BAUKOSTEN - und Nebenkosten
Im Rahmen der Kosten, die in Zusammenhang mit dem Bau einer Immobilie stehen, unterscheidet man auch zwischen Baukosten und Baunebenkosten. Falls man sich entscheidet, eine bereits vorhandene Immobilie zu erwerben, fallen natürlich dann keine Bau- oder Baunebenkosten an, sondern Kaufkosten und Nebenkosten. In vielen Fällen ist es aber auch heute noch so, dass die Bürger ihr eigenes Heim nach ihren eigenen Vorstellungen errichten lassen möchten, und sich daher für einen Neubau entscheiden. In diesem Zusammenhang ist es sehr wichtig, dass man zunächst einmal überhaupt von der Existenz der Baunebenkosten weiß, denn nicht wenige Bauherren machen den Fehler, bei der benötigten Baufinanzierung nur die reinen Baukosten einzubeziehen, denken dabei aber gar nicht daran, dass die Baunebenkosten zusätzlich noch rund 10 Prozent der Baukosten ausmachen können. Unter den reinen Baukosten versteht man all diejenigen Aufwendungen, die ausschließlich für den Aufbau der Immobilie anfallen. Dazu zählen zum Beispiel alle benötigten Baumaterialien (Steine, Holz, Beton etc.) und natürlich die Arbeitsleistung der verschiedenen, auf dem Bau tätigen Personen. Man spricht in diesem Zusammenhang auch von den reinen Baukosten oder den Kosten für das Bauwerk. Man teilt die Baukosten mitunter auch in die Kategorien Grundstück, Erschließung, Baukonstruktionen, technische Anlagen, Außenanlagen, Ausstattung und Baunebenkosten ein.

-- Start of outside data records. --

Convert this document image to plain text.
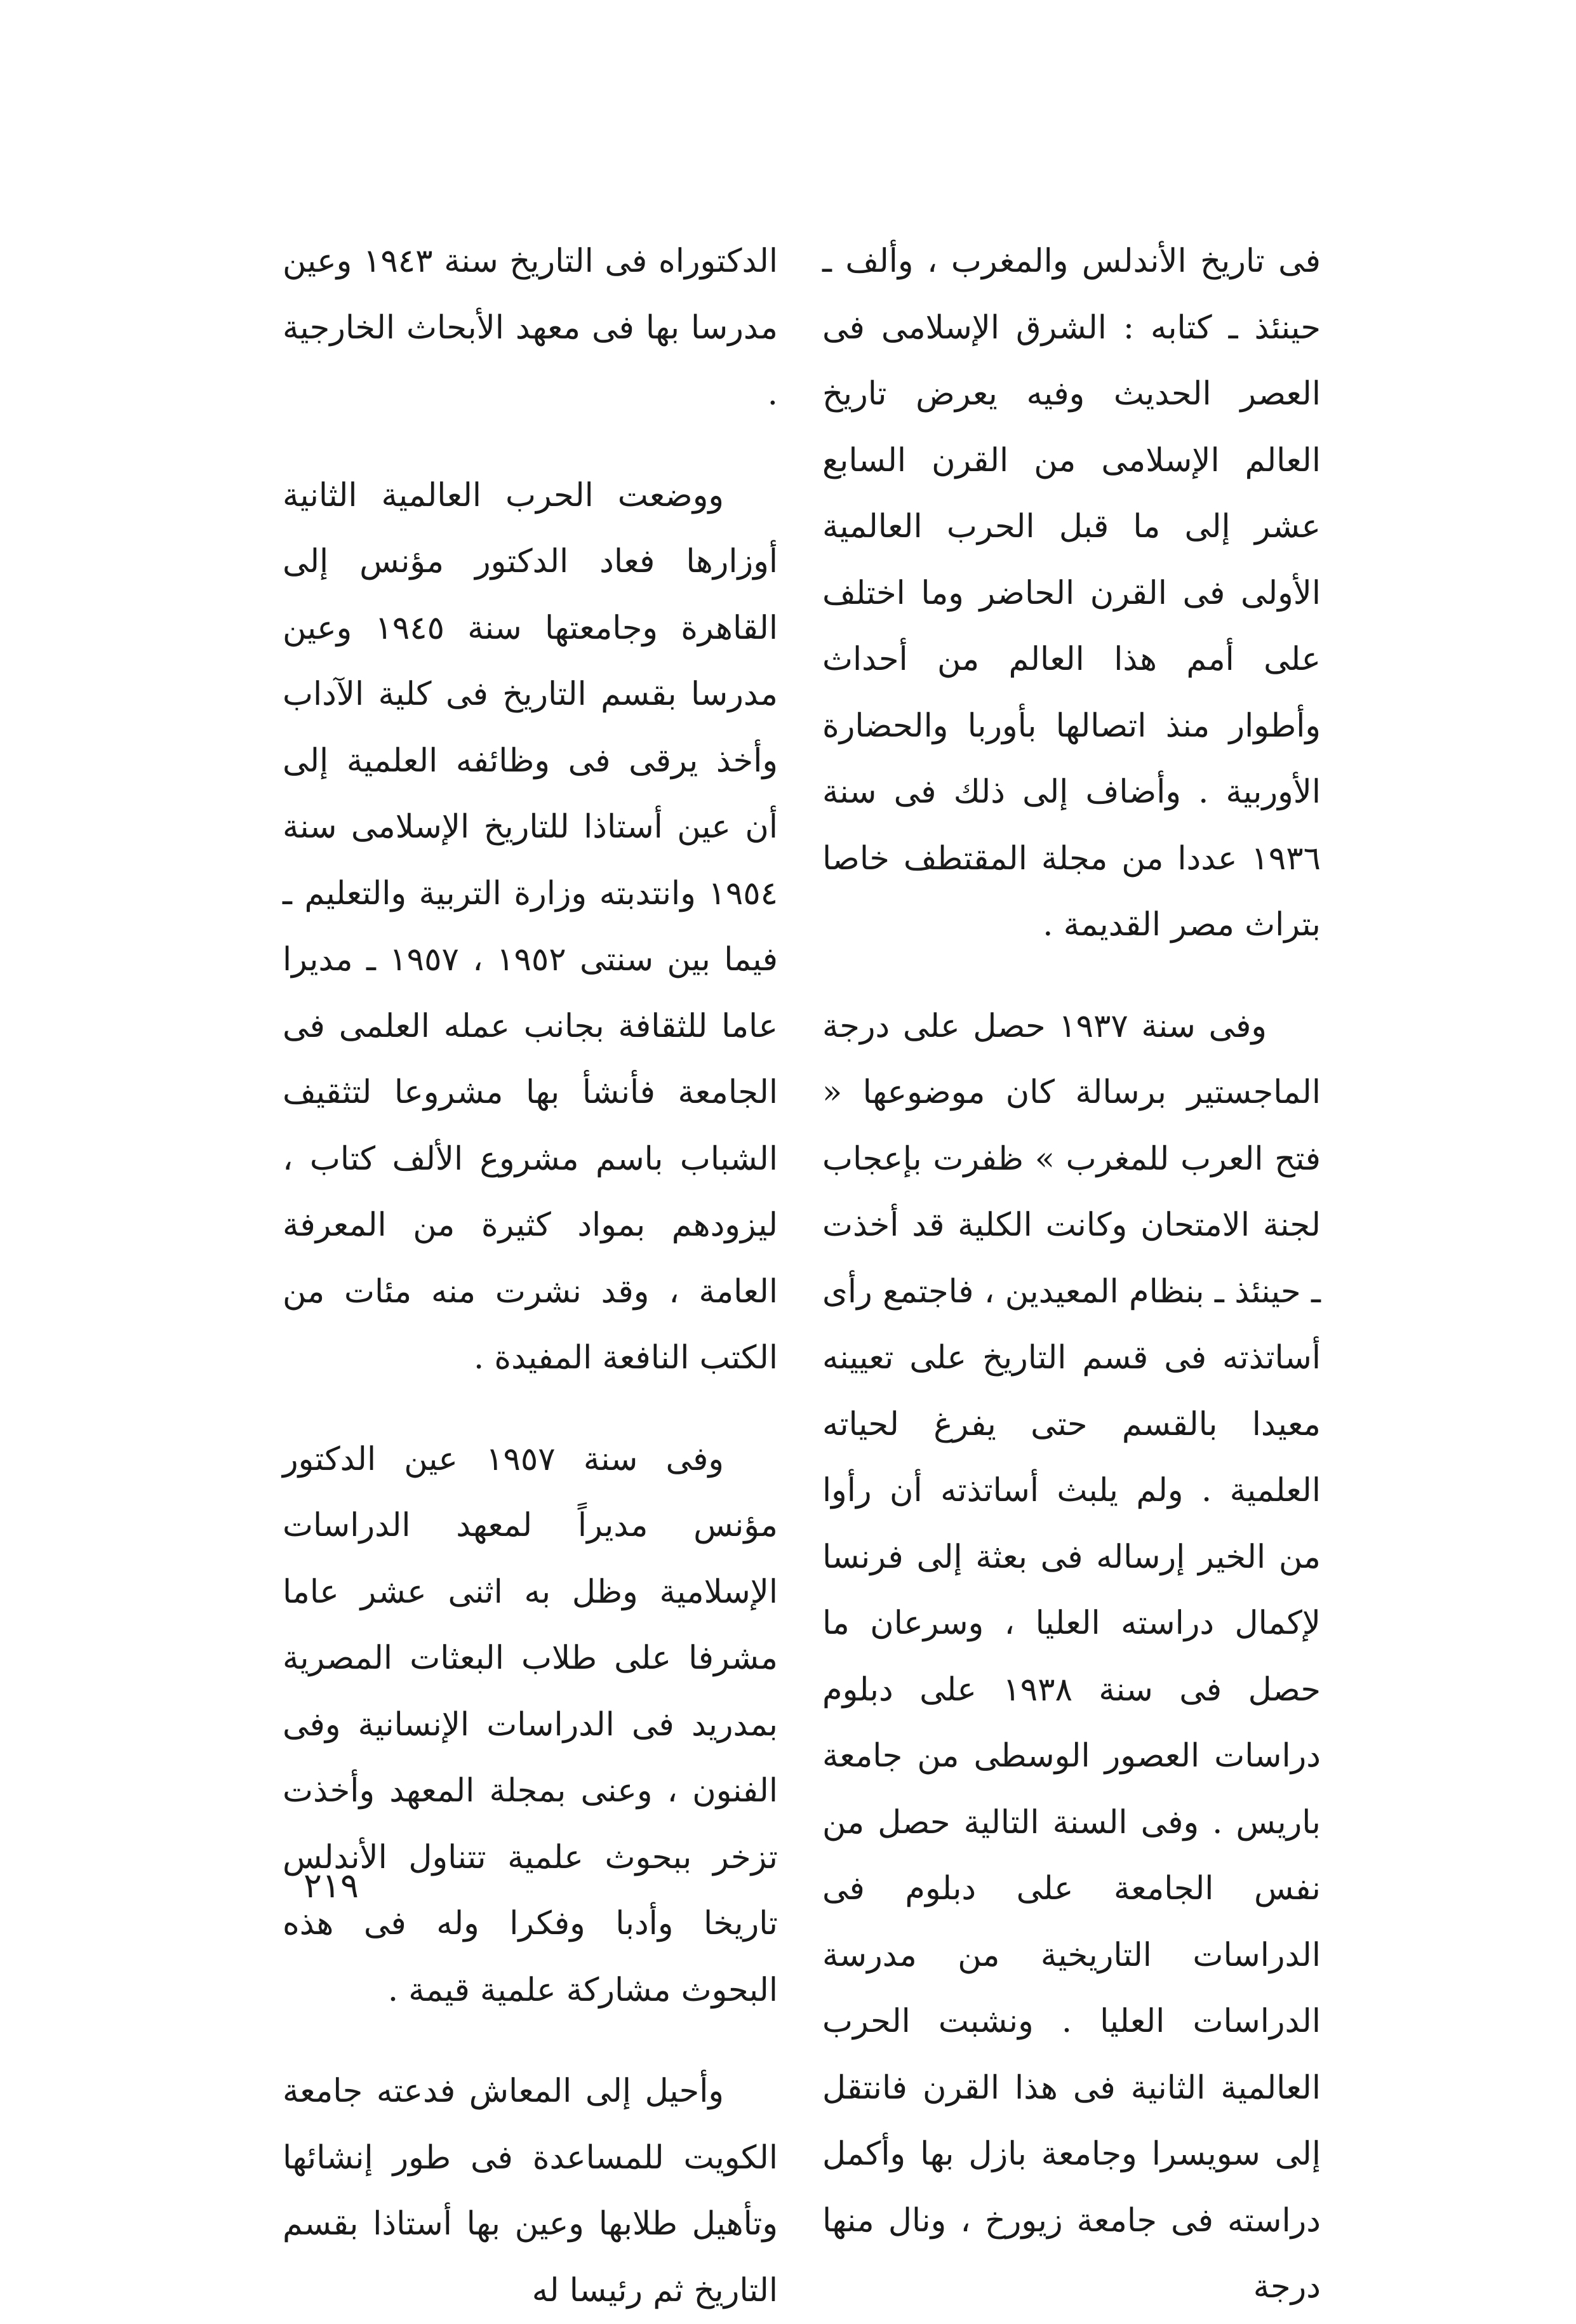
فى تاريخ الأندلس والمغرب ، وألف ـ حينئذ ـ كتابه : الشرق الإسلامى فى العصر الحديث وفيه يعرض تاريخ العالم الإسلامى من القرن السابع عشر إلى ما قبل الحرب العالمية الأولى فى القرن الحاضر وما اختلف على أمم هذا العالم من أحداث وأطوار منذ اتصالها بأوربا والحضارة الأوربية . وأضاف إلى ذلك فى سنة ١٩٣٦ عددا من مجلة المقتطف خاصا بتراث مصر القديمة .

وفى سنة ١٩٣٧ حصل على درجة الماجستير برسالة كان موضوعها « فتح العرب للمغرب » ظفرت بإعجاب لجنة الامتحان وكانت الكلية قد أخذت ـ حينئذ ـ بنظام المعيدين ، فاجتمع رأى أساتذته فى قسم التاريخ على تعيينه معيدا بالقسم حتى يفرغ لحياته العلمية . ولم يلبث أساتذته أن رأوا من الخير إرساله فى بعثة إلى فرنسا لإكمال دراسته العليا ، وسرعان ما حصل فى سنة ١٩٣٨ على دبلوم دراسات العصور الوسطى من جامعة باريس . وفى السنة التالية حصل من نفس الجامعة على دبلوم فى الدراسات التاريخية من مدرسة الدراسات العليا . ونشبت الحرب العالمية الثانية فى هذا القرن فانتقل إلى سويسرا وجامعة بازل بها وأكمل دراسته فى جامعة زيورخ ، ونال منها درجة

الدكتوراه فى التاريخ سنة ١٩٤٣ وعين مدرسا بها فى معهد الأبحاث الخارجية .

ووضعت الحرب العالمية الثانية أوزارها فعاد الدكتور مؤنس إلى القاهرة وجامعتها سنة ١٩٤٥ وعين مدرسا بقسم التاريخ فى كلية الآداب وأخذ يرقى فى وظائفه العلمية إلى أن عين أستاذا للتاريخ الإسلامى سنة ١٩٥٤ وانتدبته وزارة التربية والتعليم ـ فيما بين سنتى ١٩٥٢ ، ١٩٥٧ ـ مديرا عاما للثقافة بجانب عمله العلمى فى الجامعة فأنشأ بها مشروعا لتثقيف الشباب باسم مشروع الألف كتاب ، ليزودهم بمواد كثيرة من المعرفة العامة ، وقد نشرت منه مئات من الكتب النافعة المفيدة .

وفى سنة ١٩٥٧ عين الدكتور مؤنس مديراً لمعهد الدراسات الإسلامية وظل به اثنى عشر عاما مشرفا على طلاب البعثات المصرية بمدريد فى الدراسات الإنسانية وفى الفنون ، وعنى بمجلة المعهد وأخذت تزخر ببحوث علمية تتناول الأندلس تاريخا وأدبا وفكرا وله فى هذه البحوث مشاركة علمية قيمة .

وأحيل إلى المعاش فدعته جامعة الكويت للمساعدة فى طور إنشائها وتأهيل طلابها وعين بها أستاذا بقسم التاريخ ثم رئيسا له

٢١٩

_____________________________________________________________________
_____________________________________________________________________
Die Baunebenkosten stellen also einen Anteil an den gesamten Baukosten dar. In den Bereich der Baunebenkosten fallen alle Kosten, die nicht in erster Linie mit dem Bau der Immobilie zu tun haben, sondern anfallen, damit der Bau an sich überhaupt durchgeführt werden kann. Zu den Baunebenkosten zählen zum Beispiel die Planungskosten für den Architekten, für Statiker oder für Sachverständige am Bau. Ferner kommen Gebühren für die Baugenehmigung hinzu, sowie Gebühren für einen Makler, falls dieser in irgendeiner Weise an der Vermittlung eines Grundstückes etc. beteiligt gewesen ist. Auch die Notarkosten für die Eintragung des Eigentums und Beurkundung des Eigentumserwerbs fallen in den Bereich der Baunebenkosten, genauso wie die anfallenden Zinsen und ein Disagio als Finanzierungskosten. Auch Energiekosten fallen natürlich beim Bau einer Immobilie an und fallen in den Bereich der Baunebenkosten. So muss die Baustelle im Winter zum Beispiel beheizt werden und man benötigt in der Regel auch Strom am Bau.